I didn’t want to like it because it uses iCloud sync, which I despise. Yes, I’m an Apple customer and was an Apple developer off and on for 25 years and I loathe iCloud. There, I said it. Not sorry.

  • Yet, Bear uses a real database back-end. Wow! The Bear folks don’t try to roll their own. Further, they don’t try to hide their technology from the Unwashed Masses. Already I’m impressed.
  • Its editor… is nicer in some ways than Ulysses’ editor, mostly because it sticks closer to Markdown. It could be a bit more flexible about colour and font, but overall a B+.
  • All my old notes are perfectly legible (even though tables I use a lot will get some cleanup.)
  • Its tag system is more flexible and less hierarchical than even Evernote’s.
  • Retrieval is fast and accurate. It slows down some on my iPhone, but that’s understandable with 3 Gb of data to troll through.
  • It’s well connected to the Apple universe. I’ve had no problem getting stuff in.

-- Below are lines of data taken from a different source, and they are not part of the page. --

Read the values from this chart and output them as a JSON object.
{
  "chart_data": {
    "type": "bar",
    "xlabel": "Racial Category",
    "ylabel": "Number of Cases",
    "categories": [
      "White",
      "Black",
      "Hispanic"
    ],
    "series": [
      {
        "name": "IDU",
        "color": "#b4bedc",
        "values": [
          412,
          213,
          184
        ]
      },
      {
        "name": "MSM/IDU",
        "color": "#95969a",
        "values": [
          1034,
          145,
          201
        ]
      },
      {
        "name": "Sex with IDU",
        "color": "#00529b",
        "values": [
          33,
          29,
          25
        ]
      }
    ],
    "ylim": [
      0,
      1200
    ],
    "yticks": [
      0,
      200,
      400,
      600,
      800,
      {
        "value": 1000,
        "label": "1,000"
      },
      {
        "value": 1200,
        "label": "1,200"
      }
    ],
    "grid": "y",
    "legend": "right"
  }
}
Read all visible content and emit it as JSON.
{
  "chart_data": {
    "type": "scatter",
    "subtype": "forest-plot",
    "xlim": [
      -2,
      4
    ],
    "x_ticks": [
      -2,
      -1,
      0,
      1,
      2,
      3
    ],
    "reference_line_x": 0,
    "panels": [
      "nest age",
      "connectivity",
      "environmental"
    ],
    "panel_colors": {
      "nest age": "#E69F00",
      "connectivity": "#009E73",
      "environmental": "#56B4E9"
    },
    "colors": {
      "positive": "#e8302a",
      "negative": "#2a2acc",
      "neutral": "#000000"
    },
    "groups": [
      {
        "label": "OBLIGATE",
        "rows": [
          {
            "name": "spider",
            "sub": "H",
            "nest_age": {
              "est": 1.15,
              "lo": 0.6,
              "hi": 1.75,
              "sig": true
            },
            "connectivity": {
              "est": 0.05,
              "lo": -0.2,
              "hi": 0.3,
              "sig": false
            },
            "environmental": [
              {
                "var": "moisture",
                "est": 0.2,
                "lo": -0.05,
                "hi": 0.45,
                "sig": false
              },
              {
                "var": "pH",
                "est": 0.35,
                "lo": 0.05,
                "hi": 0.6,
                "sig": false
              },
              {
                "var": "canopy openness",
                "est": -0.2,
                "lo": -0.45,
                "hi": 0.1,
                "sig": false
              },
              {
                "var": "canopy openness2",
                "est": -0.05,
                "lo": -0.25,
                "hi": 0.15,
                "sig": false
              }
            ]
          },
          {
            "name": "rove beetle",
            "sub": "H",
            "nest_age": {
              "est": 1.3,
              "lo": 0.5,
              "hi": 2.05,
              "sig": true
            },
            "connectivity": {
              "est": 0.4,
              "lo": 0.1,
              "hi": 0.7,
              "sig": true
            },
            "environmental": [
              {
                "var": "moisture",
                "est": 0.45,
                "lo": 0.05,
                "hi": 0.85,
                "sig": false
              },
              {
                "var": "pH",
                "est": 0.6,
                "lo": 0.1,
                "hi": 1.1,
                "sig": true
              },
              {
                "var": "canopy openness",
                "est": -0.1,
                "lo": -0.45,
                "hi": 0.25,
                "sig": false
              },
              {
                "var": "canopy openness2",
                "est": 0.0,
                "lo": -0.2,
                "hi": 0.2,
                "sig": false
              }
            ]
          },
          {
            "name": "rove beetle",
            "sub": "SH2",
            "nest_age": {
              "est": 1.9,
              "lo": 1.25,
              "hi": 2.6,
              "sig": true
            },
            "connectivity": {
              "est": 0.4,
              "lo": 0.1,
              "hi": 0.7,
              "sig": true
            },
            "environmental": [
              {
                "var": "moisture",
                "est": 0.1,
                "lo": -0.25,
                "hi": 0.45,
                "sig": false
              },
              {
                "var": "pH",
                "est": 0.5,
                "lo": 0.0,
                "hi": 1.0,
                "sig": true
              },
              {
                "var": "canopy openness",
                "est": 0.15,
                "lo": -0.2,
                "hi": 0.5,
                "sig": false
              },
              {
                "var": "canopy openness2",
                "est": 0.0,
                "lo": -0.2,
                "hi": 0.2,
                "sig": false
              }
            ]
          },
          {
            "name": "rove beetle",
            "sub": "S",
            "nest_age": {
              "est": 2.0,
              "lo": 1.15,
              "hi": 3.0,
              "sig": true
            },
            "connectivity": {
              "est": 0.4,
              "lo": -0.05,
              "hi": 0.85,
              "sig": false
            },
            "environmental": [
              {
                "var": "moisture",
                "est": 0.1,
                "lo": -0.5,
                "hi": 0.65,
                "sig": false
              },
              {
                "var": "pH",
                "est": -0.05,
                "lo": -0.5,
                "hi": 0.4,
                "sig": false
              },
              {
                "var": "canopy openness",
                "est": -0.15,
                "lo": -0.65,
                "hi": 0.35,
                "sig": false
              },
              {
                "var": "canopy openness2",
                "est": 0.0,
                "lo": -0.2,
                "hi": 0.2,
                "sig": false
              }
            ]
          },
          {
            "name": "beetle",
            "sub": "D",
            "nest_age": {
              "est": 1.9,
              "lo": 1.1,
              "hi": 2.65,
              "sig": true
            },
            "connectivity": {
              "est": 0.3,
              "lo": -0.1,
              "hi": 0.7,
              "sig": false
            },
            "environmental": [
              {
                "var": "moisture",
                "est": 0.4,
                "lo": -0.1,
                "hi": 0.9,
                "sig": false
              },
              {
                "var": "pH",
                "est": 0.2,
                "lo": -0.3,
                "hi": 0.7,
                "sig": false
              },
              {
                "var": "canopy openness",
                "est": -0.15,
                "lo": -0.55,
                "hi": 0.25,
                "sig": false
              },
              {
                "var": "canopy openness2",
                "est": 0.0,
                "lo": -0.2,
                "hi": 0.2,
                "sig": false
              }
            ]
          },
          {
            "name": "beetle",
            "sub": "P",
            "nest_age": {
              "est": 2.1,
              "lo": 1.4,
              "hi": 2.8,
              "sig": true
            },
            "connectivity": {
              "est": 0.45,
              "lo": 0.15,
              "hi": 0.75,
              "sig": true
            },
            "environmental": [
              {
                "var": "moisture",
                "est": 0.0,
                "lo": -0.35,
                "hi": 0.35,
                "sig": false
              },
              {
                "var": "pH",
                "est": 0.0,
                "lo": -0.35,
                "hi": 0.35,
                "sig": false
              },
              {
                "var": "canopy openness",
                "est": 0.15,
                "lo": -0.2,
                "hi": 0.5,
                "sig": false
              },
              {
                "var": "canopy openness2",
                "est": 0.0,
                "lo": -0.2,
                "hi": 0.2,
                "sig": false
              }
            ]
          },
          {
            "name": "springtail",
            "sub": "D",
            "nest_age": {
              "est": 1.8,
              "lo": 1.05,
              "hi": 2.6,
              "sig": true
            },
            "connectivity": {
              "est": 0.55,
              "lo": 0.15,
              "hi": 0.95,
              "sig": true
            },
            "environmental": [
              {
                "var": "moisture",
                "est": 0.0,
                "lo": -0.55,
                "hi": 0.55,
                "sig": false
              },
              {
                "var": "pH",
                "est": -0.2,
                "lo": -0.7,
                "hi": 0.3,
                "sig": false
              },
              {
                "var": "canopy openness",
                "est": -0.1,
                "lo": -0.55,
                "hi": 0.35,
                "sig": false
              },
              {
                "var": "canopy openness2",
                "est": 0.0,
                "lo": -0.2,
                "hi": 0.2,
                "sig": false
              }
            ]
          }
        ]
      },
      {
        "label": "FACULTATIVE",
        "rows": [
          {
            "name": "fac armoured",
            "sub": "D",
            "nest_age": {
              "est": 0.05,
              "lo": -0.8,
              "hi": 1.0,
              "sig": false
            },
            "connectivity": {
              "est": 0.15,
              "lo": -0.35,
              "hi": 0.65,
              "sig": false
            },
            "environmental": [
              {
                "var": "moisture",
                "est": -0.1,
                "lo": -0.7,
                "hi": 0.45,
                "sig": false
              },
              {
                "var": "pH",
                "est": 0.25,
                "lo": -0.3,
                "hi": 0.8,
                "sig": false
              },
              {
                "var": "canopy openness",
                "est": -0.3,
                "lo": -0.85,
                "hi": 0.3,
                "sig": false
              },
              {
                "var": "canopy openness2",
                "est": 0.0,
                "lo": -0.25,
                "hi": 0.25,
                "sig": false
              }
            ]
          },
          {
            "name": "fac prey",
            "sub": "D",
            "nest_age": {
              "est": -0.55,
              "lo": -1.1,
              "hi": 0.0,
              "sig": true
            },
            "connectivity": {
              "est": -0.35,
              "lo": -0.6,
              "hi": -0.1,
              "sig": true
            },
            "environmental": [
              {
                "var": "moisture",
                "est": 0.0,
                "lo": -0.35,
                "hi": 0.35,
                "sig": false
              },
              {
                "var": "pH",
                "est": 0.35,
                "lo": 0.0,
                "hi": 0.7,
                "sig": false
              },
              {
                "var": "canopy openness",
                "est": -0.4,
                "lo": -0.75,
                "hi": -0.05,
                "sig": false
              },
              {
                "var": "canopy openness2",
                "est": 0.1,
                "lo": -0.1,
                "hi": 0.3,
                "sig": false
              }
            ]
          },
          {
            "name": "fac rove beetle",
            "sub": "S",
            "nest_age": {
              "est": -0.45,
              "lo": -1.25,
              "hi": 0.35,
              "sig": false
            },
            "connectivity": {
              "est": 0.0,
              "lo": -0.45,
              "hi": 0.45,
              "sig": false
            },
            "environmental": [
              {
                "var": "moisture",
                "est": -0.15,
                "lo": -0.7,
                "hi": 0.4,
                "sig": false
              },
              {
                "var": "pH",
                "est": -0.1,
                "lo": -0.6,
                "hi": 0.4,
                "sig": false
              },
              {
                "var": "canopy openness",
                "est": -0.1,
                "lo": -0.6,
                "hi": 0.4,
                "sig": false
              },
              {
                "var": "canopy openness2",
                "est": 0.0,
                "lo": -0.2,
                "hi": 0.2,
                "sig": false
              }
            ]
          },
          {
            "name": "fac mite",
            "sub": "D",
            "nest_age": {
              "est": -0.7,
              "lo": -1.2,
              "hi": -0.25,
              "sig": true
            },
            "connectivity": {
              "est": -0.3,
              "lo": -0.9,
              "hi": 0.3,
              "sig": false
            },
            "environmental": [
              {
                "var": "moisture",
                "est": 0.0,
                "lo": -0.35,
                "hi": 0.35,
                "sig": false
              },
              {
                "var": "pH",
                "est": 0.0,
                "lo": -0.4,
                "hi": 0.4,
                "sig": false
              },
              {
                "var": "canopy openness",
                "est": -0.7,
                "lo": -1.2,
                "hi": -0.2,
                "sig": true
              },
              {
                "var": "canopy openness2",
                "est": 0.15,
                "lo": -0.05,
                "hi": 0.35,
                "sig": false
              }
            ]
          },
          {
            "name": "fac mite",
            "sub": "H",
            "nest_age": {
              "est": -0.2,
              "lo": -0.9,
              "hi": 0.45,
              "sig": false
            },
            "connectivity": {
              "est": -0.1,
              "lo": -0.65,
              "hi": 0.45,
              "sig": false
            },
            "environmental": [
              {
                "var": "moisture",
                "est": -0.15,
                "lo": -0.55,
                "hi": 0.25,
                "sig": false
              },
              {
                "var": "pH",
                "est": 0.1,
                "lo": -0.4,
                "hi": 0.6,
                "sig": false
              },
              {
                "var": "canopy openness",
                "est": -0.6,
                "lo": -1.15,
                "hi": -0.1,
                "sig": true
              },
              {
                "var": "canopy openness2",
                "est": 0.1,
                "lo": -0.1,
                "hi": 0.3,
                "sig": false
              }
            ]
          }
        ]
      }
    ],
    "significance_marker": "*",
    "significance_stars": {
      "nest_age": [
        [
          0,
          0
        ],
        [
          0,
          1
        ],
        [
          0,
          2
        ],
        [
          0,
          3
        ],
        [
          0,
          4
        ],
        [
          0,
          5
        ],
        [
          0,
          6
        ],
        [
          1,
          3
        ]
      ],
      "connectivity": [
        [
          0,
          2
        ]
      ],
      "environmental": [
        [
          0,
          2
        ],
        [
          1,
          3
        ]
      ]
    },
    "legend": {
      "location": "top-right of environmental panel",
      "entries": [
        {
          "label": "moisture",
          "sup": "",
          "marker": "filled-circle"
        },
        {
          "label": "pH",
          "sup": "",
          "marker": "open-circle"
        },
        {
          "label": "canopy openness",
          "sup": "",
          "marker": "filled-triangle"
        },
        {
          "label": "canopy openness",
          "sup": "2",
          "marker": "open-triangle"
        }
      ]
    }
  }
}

Is Bear perfect for me? No. Nothing’s perfect. Old Working Evernote would be closer (because I’ve spent 7 years leveraging it) but I’m not likely to get it. Given that, Here’s my Bear wish list:

  • An alternate cloud service, either their own or Dropbox. Probably not practical, but if iCloud stops working (as it did last year for a few weeks when Catalina was released) there’s nothing the folks at Bear can do about it except try to keep the customers calm and wait for Apple to… uh, stop being distracted and fix it.
  • Search inside images and PDFs.
  • Index handwriting.
  • iOS search inside notes. My web clippings are often l-o-n-g. Mac Bear does this already.
  • Connection to web automation services like IFTTT and Zapier.
  • Just a smidgen of collaboration. The ability to share a single tag with one other person would do.

But overall, I’m happy with my choice.